I've been on my little soapbox about textbooks for a long time. All the blabla is going to be about digital this and that. They're wrong.

The real story is :
At the core of the new order, resulting from new legislation, lie three fundamental transfers of power and money:
  • from the State Board of Education to the Commissioner of the Texas Education Agency;
  • from three major textbook conglomerates to a broad array of computer hardware and digital content providers;
  • and from the state to school districts.

The full story is at The Texas Tribune: It didn't make any sense to repost here.

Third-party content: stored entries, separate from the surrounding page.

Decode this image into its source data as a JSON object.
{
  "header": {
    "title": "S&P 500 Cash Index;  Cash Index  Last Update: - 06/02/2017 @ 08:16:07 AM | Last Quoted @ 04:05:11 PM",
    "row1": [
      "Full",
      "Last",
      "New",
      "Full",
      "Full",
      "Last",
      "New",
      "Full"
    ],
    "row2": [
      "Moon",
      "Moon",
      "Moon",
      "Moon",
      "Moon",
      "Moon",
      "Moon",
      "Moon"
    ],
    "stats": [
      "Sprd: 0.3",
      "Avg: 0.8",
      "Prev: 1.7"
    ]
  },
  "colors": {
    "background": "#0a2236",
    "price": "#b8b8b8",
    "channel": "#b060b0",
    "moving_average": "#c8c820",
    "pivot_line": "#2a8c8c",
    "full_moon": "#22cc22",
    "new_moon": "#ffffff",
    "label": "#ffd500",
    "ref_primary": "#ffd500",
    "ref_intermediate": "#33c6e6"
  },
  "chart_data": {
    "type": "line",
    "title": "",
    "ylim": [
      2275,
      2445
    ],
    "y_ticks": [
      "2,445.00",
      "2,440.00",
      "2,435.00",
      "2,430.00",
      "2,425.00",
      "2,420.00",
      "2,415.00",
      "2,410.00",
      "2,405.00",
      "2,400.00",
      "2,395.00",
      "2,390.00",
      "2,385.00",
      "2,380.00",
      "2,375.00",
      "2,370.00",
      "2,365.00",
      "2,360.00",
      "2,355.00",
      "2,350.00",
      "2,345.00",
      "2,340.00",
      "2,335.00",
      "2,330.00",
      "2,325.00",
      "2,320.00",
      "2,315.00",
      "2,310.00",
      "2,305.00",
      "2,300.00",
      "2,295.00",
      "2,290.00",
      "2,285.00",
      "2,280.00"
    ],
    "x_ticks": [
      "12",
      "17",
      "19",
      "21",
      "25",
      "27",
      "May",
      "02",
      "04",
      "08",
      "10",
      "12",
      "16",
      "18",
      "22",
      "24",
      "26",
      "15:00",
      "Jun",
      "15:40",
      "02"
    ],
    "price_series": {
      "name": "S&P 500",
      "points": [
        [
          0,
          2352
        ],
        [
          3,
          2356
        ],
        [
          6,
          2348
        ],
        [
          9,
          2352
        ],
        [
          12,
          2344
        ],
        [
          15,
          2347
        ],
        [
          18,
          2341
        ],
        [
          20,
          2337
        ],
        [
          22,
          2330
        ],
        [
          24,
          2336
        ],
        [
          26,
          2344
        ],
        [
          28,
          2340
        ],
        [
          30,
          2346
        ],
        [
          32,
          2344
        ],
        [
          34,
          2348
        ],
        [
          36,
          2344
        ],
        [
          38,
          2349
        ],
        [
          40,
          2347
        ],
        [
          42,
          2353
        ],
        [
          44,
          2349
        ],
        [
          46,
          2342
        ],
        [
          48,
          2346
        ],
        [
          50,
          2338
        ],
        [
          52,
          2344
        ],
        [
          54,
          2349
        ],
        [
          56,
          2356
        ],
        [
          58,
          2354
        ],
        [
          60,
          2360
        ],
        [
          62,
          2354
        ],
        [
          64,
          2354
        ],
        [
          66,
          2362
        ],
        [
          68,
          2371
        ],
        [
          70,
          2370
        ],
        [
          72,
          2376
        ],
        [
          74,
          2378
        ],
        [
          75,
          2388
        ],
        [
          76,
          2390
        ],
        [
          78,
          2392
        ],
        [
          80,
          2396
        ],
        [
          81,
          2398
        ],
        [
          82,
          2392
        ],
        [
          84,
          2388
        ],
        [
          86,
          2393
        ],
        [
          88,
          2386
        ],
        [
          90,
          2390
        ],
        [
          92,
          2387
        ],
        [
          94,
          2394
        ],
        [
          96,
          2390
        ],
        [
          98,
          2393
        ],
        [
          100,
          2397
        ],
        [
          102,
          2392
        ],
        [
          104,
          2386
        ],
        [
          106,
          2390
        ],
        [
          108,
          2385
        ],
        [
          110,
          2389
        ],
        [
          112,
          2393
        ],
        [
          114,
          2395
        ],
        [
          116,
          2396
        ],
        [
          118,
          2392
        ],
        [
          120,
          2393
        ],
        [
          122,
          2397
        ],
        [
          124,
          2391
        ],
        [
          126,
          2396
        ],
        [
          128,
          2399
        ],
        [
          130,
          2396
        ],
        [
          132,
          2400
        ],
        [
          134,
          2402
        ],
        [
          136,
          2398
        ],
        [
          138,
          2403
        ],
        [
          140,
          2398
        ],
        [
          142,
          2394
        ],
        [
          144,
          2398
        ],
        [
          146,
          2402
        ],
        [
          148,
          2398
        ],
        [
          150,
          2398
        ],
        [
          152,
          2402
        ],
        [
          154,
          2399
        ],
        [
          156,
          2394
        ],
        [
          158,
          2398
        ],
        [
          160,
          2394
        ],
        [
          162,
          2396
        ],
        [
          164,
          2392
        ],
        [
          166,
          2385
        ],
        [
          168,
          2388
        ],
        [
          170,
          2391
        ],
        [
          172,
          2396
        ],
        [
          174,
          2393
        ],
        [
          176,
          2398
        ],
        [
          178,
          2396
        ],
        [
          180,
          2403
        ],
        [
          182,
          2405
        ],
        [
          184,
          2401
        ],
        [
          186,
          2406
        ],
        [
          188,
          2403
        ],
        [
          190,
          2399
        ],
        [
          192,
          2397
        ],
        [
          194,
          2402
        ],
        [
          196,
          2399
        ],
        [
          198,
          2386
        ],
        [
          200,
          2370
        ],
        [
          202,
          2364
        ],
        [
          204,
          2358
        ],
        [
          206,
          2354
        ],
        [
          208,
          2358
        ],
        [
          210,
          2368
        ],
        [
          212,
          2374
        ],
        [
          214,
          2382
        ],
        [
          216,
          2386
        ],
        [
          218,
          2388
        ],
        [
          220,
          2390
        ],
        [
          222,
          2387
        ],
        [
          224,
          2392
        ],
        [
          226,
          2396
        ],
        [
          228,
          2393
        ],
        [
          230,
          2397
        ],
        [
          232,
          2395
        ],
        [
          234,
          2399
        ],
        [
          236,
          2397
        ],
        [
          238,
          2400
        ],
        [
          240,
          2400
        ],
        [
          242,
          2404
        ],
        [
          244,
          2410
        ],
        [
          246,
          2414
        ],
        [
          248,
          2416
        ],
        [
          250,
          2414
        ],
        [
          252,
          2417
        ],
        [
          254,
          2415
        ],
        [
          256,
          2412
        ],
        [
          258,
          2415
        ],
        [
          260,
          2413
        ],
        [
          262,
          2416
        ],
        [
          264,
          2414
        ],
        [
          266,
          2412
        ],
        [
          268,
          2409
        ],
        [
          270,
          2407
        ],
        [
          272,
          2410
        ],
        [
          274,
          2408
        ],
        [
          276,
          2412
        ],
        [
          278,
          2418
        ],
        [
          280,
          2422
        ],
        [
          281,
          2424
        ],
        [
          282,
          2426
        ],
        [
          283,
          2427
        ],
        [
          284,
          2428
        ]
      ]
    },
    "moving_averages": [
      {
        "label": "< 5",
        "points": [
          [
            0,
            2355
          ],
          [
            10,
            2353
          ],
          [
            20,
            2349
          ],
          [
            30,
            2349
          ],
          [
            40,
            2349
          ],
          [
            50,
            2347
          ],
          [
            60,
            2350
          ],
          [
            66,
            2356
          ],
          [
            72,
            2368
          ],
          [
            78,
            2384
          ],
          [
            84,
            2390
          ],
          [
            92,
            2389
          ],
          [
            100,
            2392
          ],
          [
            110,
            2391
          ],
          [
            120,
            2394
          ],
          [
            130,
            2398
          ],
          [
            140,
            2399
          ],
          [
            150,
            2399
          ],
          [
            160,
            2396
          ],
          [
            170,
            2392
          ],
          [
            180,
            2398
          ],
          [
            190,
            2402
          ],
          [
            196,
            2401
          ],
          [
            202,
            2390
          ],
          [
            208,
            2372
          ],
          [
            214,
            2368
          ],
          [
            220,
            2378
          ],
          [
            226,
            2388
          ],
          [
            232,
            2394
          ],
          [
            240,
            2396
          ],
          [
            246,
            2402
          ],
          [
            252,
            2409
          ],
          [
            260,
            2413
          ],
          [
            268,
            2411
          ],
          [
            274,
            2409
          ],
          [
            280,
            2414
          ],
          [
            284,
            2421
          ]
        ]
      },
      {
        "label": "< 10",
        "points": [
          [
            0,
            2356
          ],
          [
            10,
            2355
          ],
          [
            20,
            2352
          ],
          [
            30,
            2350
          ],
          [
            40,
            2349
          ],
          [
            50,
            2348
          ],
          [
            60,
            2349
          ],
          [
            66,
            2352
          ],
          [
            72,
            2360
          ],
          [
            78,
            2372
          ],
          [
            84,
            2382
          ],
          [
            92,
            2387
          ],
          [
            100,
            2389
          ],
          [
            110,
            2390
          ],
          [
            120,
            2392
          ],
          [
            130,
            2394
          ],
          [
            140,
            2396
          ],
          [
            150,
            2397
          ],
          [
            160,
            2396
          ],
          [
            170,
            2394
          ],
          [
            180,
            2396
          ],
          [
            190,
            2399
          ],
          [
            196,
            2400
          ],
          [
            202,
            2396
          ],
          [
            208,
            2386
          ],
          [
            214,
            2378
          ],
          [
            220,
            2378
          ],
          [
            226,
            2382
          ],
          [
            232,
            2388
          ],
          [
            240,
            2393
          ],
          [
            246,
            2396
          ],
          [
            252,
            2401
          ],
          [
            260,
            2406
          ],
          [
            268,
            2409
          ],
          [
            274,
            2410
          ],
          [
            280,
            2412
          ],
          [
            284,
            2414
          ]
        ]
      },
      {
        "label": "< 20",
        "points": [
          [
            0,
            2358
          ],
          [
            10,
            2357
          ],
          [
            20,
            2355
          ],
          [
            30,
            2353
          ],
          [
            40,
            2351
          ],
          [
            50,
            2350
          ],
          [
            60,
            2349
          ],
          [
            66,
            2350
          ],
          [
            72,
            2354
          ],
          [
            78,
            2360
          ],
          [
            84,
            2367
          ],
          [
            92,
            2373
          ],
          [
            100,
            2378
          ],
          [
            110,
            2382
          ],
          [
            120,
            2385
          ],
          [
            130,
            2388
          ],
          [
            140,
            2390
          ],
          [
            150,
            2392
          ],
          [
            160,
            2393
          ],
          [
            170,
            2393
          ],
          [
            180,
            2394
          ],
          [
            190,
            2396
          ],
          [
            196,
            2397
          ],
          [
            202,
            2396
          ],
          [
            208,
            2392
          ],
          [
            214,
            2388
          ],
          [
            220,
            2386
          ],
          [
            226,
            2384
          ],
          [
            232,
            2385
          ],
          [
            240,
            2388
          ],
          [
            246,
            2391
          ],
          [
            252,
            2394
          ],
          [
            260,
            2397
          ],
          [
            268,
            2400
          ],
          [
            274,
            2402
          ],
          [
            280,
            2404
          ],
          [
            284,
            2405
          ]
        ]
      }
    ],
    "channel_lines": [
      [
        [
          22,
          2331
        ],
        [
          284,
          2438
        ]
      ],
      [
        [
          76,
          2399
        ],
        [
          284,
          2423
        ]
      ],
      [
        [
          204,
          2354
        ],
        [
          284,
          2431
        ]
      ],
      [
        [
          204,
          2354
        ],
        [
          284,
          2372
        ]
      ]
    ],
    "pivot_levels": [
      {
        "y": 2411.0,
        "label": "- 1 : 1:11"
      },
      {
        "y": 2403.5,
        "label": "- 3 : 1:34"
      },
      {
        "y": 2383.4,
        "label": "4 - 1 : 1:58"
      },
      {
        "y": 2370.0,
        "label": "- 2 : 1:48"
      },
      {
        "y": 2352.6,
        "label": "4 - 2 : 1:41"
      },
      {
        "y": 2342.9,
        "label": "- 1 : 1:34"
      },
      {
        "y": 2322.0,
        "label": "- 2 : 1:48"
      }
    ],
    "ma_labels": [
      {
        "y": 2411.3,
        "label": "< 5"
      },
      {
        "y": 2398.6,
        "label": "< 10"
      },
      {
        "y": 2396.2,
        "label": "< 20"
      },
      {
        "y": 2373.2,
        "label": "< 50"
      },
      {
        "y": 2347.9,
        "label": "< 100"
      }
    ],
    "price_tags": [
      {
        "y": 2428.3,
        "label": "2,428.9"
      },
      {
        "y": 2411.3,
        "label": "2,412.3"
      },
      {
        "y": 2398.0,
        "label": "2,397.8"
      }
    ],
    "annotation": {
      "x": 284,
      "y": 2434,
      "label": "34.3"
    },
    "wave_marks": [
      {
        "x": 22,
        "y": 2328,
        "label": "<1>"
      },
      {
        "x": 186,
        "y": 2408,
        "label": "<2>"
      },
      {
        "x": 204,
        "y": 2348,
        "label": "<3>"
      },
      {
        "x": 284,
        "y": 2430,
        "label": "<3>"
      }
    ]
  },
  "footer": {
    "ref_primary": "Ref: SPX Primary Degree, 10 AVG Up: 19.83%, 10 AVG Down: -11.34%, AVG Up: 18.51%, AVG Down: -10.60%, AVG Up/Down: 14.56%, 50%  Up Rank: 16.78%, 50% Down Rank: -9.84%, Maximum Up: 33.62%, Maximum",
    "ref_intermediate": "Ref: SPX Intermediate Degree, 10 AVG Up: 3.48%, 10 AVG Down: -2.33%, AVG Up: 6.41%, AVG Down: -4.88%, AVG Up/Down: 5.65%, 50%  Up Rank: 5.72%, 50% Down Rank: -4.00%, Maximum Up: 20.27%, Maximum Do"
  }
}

The opportunity is for versioned and personalized print, with 2D codes that connect to the web. What some seniors at Cal Poly are calling interactive print.
The Tipping Point: Texas Textbook Politics Meets the Digital Revolution |

“. . I’ve been at this 40 years, have been characterized as Luddites and other things not mentionable at a public hearing,” said Steve Dowling, a top executive at educational publishing giant Pearson, during a legislative grilling earlier this year. “But the truth is, we actually have moved a good bit of our content to digital . . . The challenge is, this is a slow market. It moves faster in the consumer space than it does where we are in education … But I think we’re – you know, the Malcolm Gladwell thing – at a tipping point.”"

Added Monday 11/9 6:28 AM EDT
What's the content?
It's possible the textbook giants will figure it out fast enough, but if not a disruptive model for journalism has emerged in Texas.

From Forbes:
the Tribune will partner with 10 newspapers and six TV stations to distribute content. In the works is a Tribune series called a "Texas Politics Minute," expected to air three times a week.